This Paleo Sweet and Sour Coleslaw is crisp, tangy, and lightly sweetened with honey instead of refined sugar. Perfect as a side dish for grilled meats, barbecues, or a refreshing salad on its own. With simple ingredients and no mayonnaise, it’s a lighter take on classic coleslaw that’s both paleo and gluten-free.


Serves: 4–6
Prep Time: 20 minutes
Cook Time: 5 minutes (for dressing)
Total Time: ~25 minutes


Ingredients

  • 1 head cabbage, shredded

  • 3 carrots, grated

  • ¼ cup honey

  • ½ cup clear vinegar (apple cider vinegar works well)

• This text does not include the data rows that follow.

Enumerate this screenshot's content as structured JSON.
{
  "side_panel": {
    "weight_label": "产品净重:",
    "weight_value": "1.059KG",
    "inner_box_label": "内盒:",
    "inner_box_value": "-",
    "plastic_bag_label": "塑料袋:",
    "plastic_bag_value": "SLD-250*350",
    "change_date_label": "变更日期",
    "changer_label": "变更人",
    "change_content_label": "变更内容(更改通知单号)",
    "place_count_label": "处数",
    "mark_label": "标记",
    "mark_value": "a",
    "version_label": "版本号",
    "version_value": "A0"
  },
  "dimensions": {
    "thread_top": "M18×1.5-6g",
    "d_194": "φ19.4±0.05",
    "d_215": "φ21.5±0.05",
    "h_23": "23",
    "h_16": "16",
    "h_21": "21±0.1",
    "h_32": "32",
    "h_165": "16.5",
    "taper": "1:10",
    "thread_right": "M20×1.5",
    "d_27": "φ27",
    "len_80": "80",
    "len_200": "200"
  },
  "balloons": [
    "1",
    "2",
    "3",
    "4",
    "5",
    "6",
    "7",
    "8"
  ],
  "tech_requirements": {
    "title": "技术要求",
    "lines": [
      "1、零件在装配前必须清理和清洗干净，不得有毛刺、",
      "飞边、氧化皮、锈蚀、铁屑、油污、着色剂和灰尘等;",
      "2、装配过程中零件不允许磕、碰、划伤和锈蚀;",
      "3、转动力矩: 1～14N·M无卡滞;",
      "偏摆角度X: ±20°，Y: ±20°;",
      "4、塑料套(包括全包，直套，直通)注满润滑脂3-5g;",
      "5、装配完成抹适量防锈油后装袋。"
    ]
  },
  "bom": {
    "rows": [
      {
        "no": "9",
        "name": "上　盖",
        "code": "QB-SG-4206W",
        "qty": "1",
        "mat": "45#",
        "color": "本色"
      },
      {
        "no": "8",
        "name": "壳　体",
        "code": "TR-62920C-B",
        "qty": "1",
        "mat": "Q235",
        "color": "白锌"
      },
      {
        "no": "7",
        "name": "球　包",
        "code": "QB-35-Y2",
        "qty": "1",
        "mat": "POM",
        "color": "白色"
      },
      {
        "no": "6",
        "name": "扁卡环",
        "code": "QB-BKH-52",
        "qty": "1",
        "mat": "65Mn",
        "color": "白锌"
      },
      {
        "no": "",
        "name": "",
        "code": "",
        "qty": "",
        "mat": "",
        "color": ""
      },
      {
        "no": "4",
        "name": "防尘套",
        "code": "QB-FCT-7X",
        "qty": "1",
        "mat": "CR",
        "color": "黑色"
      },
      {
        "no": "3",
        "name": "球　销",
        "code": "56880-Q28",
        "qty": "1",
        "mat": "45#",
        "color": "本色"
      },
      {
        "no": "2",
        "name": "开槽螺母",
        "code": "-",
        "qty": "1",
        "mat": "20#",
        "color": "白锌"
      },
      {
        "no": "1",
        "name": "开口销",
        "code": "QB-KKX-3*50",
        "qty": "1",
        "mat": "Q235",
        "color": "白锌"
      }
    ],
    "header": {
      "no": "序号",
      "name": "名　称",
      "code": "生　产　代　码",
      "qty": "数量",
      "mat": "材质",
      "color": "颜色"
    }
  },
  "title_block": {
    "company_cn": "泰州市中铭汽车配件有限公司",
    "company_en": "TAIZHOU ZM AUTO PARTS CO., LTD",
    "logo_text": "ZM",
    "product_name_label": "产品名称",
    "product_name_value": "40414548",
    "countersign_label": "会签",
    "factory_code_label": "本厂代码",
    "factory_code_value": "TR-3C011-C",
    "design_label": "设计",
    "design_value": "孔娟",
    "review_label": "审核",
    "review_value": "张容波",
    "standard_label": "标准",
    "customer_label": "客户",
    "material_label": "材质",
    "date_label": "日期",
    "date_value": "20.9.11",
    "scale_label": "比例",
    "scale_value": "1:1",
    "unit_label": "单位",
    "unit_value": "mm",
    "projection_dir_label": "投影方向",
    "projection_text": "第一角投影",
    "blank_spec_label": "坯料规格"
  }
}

  • Salt and pepper, to taste


Instructions

  1. Prepare vegetables: Place shredded cabbage and grated carrots in a large mixing bowl.

  2. Make dressing: In a small saucepan, heat vinegar and stir in honey until dissolved. Remove from heat and let cool.

  3. Combine: Pour cooled dressing over the cabbage and carrots. Toss well to coat evenly.

  4. Season: Add salt and pepper to taste. Chill before serving for best flavor.


Notes


FAQs

Is coleslaw paleo?
Traditional coleslaw often uses sugar or mayonnaise with processed ingredients, but this version uses honey and vinegar, making it paleo-friendly.

Can I make this coleslaw ahead of time?
Yes, but for best texture, mix the dressing and vegetables just before serving so the cabbage stays crisp.

Can I add other vegetables?
Absolutely — try thinly sliced red cabbage, bell peppers, or radishes for extra color and crunch.